I told her that this was a great question, and explained what a contradiction is. I further explained that there were different traditions about things that are presented in the Torah, and they don’t always agree. One tradition is that people can’t live longer than 120 years, but another tradition said that some people a long time ago lives for hundreds of years. She then asked when the Torah was written, and I told her that it took hundreds of years to complete, but it was likely complete by around 2500 years ago. Of course that number has little meaning to a child, but other than that, the explanation seemed pretty simple.

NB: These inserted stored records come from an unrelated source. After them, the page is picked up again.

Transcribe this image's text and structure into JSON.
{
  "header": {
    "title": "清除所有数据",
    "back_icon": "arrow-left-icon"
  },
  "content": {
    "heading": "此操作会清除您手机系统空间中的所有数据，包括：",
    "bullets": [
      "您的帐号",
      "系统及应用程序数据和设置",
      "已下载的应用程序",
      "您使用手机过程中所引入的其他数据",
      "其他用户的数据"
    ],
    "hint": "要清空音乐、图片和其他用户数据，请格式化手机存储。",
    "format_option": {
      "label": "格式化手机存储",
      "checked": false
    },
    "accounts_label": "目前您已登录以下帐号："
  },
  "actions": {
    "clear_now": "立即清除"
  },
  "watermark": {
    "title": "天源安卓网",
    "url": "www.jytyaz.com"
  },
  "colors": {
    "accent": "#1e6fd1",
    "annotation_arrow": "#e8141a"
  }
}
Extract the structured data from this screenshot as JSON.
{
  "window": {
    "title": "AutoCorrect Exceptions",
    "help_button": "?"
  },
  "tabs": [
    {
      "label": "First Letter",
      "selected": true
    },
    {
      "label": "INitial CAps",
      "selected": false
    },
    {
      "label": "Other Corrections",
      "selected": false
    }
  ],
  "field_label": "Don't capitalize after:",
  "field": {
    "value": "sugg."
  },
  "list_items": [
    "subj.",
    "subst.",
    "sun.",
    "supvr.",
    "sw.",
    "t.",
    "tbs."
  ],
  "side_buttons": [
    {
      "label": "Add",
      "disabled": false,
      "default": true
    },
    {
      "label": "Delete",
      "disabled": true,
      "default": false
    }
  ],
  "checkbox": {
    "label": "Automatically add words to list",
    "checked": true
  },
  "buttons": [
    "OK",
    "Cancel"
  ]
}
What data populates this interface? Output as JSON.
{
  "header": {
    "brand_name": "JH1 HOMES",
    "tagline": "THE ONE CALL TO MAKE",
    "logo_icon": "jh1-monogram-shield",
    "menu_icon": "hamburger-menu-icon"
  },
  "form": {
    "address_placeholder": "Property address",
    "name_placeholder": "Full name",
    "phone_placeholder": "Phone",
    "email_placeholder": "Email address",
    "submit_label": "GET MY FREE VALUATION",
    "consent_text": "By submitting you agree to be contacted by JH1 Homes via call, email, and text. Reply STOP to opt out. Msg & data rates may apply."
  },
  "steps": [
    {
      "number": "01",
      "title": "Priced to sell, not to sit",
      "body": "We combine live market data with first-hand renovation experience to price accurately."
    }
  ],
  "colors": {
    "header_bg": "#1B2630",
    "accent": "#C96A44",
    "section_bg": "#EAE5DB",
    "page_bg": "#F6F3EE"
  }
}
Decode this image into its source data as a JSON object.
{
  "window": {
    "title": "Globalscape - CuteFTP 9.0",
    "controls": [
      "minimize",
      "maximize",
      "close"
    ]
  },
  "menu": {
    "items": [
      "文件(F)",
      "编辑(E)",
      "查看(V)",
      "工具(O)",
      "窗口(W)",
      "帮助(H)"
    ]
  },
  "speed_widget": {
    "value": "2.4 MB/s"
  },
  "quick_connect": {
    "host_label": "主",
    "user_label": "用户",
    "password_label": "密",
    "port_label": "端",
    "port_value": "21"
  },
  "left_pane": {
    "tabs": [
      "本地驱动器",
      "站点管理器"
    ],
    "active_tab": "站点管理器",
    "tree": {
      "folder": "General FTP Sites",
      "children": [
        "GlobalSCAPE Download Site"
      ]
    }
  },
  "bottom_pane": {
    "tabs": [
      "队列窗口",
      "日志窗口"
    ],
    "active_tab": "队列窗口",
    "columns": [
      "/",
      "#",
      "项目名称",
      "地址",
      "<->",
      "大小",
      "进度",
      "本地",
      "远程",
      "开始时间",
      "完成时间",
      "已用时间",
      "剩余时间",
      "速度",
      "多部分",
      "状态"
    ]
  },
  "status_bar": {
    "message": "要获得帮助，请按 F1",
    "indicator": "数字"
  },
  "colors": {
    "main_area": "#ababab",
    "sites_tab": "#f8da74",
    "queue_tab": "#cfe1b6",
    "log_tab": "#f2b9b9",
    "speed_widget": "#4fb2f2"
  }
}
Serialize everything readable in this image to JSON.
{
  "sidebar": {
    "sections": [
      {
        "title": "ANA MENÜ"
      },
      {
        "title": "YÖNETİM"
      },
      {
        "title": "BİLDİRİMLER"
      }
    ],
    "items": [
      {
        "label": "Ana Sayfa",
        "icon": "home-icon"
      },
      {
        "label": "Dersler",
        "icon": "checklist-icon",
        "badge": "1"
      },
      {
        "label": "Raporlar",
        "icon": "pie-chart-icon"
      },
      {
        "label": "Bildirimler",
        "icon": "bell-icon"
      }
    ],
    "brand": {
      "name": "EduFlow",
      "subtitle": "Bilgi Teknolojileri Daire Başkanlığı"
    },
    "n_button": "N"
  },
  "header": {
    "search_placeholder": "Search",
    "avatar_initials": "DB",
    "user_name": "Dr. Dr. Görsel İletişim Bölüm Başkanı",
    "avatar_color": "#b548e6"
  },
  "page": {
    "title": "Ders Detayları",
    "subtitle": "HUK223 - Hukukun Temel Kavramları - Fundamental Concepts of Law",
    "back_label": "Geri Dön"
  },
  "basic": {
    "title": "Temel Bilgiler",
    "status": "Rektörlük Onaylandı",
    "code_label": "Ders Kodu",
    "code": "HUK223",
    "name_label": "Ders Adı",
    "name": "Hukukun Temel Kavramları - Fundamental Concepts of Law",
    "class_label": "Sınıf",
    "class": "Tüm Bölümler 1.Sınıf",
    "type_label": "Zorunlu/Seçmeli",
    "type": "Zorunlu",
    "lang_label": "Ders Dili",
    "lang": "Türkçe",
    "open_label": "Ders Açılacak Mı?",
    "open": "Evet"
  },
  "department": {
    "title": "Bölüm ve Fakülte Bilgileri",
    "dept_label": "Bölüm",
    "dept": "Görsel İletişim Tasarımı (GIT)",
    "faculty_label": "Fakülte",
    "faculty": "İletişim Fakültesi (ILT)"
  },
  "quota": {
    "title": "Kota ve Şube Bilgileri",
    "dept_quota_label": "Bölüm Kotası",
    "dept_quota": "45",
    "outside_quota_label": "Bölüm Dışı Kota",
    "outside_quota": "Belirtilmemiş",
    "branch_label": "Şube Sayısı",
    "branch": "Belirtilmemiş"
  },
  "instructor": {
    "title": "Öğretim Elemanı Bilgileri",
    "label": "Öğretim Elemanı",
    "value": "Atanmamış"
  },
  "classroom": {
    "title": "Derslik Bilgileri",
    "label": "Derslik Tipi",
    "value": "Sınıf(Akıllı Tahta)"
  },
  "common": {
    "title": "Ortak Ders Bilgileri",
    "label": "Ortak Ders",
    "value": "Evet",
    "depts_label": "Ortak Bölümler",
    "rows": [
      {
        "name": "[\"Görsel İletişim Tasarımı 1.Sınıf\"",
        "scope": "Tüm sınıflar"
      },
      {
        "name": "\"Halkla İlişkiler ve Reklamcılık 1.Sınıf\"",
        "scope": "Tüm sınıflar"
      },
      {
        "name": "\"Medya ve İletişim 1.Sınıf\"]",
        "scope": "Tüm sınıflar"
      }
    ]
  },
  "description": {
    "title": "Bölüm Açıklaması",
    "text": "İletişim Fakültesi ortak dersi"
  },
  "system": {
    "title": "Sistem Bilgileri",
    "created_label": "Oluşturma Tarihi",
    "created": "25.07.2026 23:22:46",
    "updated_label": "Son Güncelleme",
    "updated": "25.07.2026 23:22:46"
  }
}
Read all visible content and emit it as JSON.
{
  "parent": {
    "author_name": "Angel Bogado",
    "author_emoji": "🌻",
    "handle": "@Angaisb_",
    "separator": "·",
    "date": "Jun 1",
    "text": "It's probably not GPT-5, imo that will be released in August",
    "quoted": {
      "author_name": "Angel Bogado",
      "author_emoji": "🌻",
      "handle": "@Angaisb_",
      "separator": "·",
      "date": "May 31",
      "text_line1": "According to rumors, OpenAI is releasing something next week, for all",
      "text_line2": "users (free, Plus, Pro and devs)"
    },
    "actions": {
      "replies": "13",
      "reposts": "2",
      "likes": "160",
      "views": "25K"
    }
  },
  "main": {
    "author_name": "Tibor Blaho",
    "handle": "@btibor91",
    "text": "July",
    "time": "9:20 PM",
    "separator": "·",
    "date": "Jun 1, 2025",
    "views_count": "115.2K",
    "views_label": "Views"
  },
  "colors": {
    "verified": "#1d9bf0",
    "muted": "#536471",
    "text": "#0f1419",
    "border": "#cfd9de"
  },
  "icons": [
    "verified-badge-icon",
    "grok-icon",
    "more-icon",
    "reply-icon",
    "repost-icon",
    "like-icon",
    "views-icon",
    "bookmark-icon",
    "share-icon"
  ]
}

I actually wasn’t aware of the traditional explanation, but I looked it up afterwards. Rashi explains that the verse in Bereishit doesn’t mean that people will only live to be 120 years old, but rather that the generation of the flood will have 120 years to repent. Rashi anticipates the question, which is that this is hard to understand, as just before this passage, the Torah states than Noach is 500 years old, and he is 600 when the flood begins. The solution is that the decree was given 20 years earlier. There is no textual proof for this – but it seems to be the only way out of the contradiction.
However, I think this is a pretty complicated kvetch, and at least as hard to explain to a seven-year-old as the concept of a contradiction. Furthermore, I’d be curious to see the traditional explanation for this, but it is pretty clear that culturally we accept the plain meaning of the verse, as we all wish people to live until 120. Where else does that tradition come from? In fact, the verse seems quite prophetic, as to this day that seems to be the limit to how long a person can live, though it must have been much rarer back then to live so long.
I will have to see how my “simple” explanations go as time goes on, and if the discussions become more complex, or bump against things she is learning in school. But I also can imagine a scene where a friend in college is having a crisis of faith, having just discovered the Documentary Hypothesis, and my daughter replies, “Yeah, I knew about that when I was seven – so what?”
As an aside, it is interesting that she noticed this fairly obscure contradiction, but missed the more commonly observed one that involves two other nearby texts. We had just read Shemot 6:3, where God introduces himself with His new name, saying that no one before knew that name:
וָאֵרָא, אֶל-אַבְרָהָם אֶל-יִצְחָק וְאֶל-יַעֲקֹב–בְּאֵל שַׁדָּי; וּשְׁמִי יְהוָה, לֹא נוֹדַעְתִּי לָהֶם.
But in Bereishit 4:26, it says this name was used first by Enosh (and of course later the Avot do as well).
וּלְשֵׁת גַּם-הוּא יֻלַּד-בֵּן, וַיִּקְרָא אֶת-שְׁמוֹ אֱנוֹשׁ; אָז הוּחַל, לִקְרֹא בְּשֵׁם יְהוָה.
Not to mention that this is the second time God reveals His name to Moshe – this already happened in Shemot 3:13-15. I briefly mentioned these contradictions as well to my daughter which she found interesting, but not much discussion ensued.